Das weißrussische Ermittlungskomitee leitete Durchsuchungen in mehreren öffentlichen Organisationen im Zusammenhang mit Ermittlungen zu "Finanzierung von Protesten" ein. "Als Teil der Voruntersuchung, um die Umstände der Finanzierung von Protestaktivitäten zu ermitteln, haben die Ermittler Durchsuchungen in Organisationen eingeleitet, die sich als Menschenrechtsorganisationen positionieren", teilte die Behörde am Dienstag in einer Telegram-Nachricht mit.
Nach Angaben von Nichtregierungsorganisationen gab es 30 Hausdurchsuchungen mit einzelnen Festnahmen in allen größeren Städten des Landes.
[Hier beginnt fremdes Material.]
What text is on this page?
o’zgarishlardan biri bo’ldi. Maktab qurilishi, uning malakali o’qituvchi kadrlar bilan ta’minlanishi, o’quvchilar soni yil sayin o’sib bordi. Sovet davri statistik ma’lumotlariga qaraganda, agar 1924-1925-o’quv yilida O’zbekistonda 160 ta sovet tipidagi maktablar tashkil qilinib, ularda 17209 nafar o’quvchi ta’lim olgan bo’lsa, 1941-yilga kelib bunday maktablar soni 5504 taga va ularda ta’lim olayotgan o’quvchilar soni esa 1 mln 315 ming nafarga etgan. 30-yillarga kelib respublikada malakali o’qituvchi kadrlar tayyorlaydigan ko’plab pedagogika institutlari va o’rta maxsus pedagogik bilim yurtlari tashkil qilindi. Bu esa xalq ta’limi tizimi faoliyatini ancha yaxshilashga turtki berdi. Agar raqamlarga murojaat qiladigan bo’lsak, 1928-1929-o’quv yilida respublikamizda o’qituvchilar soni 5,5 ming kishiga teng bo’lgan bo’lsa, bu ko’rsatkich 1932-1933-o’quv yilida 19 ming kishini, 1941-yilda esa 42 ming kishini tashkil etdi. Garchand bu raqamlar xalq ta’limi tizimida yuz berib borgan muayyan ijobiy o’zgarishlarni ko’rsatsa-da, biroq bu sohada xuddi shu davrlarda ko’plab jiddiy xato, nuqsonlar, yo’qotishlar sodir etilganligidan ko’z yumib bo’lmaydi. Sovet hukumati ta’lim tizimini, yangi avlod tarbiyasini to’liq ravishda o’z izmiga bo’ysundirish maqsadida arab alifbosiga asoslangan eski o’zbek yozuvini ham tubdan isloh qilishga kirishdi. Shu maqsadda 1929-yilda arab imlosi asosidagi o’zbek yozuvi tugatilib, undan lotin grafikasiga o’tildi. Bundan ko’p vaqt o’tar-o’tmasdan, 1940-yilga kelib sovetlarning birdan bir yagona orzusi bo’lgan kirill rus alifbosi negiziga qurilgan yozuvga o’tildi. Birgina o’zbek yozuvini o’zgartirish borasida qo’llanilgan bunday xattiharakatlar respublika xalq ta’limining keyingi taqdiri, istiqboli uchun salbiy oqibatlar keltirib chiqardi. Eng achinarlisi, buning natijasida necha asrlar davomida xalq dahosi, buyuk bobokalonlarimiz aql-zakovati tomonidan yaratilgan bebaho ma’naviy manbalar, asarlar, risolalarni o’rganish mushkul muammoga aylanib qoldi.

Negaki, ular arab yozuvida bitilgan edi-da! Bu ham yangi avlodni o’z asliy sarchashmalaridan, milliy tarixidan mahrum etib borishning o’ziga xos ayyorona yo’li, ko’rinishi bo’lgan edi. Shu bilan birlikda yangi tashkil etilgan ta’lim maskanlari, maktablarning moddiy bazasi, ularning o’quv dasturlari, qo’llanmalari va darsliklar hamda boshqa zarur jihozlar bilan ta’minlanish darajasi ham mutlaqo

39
Zahlreiche als "unabhängig" bezeichnete Medien und NGOs werden in Weißrussland traditionell durch ausländische Fonds finanziert. Damit stehen viele von ihnen im Verdacht, oppositionelle Aktivitäten finanziell unterstützt zu haben.
Diesmal war auch das bekannte Menschenrechtszentrum Wesna von den Razzien betroffen. Dabei seien Telefone und Geräte beschlagnahmt worden, teilte die Organisation mit. Zwei Mitglieder seien festgenommen worden. Der stellvertretende Leiter der Organisation Walentin Stefanowitsch sagte:
"Das ist die Logik der Repression – am Anfang kommen sie zu den Politikern, den Aktivisten und danach zu den Journalisten und Menschenrechtlern."
Razzien gab es auch bei der Weißrussischen Assoziation der Journalisten. Deren Vorsitzender Andrej Bastunez sei von Polizisten mitgenommen, später aber wieder freigelassen worden, hieß es.
Zur Finanzierung der Proteste zählen die weißrussischen Behörden auch die Solidaritätsfonds, die NGOs, Unternehmer oder Auslands-Weißrussen zur Bezahlung von Bußgeldern geschaffen haben.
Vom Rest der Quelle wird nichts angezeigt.